Dual Parallel Liquid Chromatography/Dual Mass Spectrometry (LC2/MS2) of Bovine Brain Total Lipid Extract

Abstract

A commercially available bovine brain total lipid extract containing polar and non‐polar lipid fractions has been separated in one analytical run using two high performance liquid chromatography (HPLC) systems in parallel, coupled to dual mass spectrometers, in parallel. The whole extract of bovine brain was separated on normal phase (NP, LC1) and reversed‐phase (Rp, LC2) columns simultaneously, with detection using an ion trap mass spectrometer (MS1) and a tandem mass spectrometer (MS2) coupled to the two HPLC systems, respectively.
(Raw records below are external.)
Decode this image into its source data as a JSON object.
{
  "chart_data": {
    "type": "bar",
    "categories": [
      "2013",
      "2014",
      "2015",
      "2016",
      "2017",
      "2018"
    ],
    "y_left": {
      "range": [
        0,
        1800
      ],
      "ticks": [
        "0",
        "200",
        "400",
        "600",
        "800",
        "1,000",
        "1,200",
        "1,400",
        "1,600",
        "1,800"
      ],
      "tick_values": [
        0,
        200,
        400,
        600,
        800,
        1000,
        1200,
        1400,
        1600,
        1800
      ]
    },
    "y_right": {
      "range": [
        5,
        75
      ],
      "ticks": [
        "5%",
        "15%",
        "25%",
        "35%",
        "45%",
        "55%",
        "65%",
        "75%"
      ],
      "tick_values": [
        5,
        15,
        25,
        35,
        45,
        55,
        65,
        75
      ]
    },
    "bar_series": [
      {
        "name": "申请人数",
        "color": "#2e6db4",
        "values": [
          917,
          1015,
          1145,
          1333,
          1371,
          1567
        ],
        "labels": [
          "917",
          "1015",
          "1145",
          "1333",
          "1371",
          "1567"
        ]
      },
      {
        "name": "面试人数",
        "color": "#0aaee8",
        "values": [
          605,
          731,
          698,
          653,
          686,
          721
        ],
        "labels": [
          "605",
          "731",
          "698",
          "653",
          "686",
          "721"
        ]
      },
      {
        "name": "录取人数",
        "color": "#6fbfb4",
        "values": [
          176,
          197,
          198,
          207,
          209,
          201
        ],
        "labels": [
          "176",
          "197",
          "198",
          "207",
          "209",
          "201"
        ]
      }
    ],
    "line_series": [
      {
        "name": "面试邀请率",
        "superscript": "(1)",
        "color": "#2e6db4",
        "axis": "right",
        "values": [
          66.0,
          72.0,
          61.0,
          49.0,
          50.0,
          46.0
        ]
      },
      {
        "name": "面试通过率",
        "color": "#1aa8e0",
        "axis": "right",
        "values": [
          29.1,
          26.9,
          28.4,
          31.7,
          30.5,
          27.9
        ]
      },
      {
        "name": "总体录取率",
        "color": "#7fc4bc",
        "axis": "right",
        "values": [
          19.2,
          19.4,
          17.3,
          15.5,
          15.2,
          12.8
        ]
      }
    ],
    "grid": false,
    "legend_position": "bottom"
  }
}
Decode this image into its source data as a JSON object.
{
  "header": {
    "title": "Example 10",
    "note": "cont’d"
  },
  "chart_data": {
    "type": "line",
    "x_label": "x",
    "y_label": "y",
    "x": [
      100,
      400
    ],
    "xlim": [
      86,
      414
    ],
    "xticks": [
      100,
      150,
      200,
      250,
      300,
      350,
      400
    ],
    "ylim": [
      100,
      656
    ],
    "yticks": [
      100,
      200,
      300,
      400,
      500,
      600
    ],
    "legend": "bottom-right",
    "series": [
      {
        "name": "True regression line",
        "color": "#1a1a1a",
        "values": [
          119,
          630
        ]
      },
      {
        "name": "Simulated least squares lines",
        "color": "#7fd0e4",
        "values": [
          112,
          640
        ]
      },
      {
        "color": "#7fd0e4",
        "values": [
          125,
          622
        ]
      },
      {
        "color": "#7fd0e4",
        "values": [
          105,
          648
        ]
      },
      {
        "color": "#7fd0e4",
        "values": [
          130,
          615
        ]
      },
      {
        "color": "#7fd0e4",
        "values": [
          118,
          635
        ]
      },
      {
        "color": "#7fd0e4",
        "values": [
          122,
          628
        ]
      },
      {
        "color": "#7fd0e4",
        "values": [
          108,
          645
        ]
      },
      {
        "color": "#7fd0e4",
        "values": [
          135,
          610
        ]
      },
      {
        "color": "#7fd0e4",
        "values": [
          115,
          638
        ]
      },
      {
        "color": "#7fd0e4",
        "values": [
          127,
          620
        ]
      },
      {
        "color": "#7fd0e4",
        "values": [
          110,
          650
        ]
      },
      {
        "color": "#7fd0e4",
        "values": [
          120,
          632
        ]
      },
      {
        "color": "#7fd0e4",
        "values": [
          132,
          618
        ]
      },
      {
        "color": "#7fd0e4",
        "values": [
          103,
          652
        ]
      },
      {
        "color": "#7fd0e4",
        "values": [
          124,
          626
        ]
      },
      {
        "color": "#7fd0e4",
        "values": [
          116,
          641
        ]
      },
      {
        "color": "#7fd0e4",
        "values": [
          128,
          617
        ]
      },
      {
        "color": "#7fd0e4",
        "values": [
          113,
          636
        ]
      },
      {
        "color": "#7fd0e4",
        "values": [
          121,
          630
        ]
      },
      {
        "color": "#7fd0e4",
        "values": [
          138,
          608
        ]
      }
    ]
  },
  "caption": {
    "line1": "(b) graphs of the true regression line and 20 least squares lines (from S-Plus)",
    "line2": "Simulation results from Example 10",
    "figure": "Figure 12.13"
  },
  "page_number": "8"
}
A single injection was loaded onto an amine column to perform separation of phospholipid components. Non‐polar components, such as triacylglycerols, were unretained on this polar column. Using the diverter valve on the front of the ion trap mass spectrometry (MS1), the bolus of neutral lipids was redirected to a RP liquid chromatography system (LC2) on which the neutral lipids were separated using a second chromatographic system at the same time that the polar lipids were separated on LC1. Electrospray ionization (ESI)‐mass spectrometry (MS) on an ion trap mass spectrometer (MS1), with ammonium formate added as a sheath liquid, was used for analysis of the phospholipids. Electrospray ionization‐mass spectrometry, with ammonium formate incorporated into the solvent system, was used on a tandem mass spectrometer (MS2) for identification of triacylglycerols (TAGs) and other neutral lipids. This dual liquid chromatography/dual mass spectrometry (LC2/MS2) system represents a unified approach for a total lipid analysis in one experiment using a single sample injection.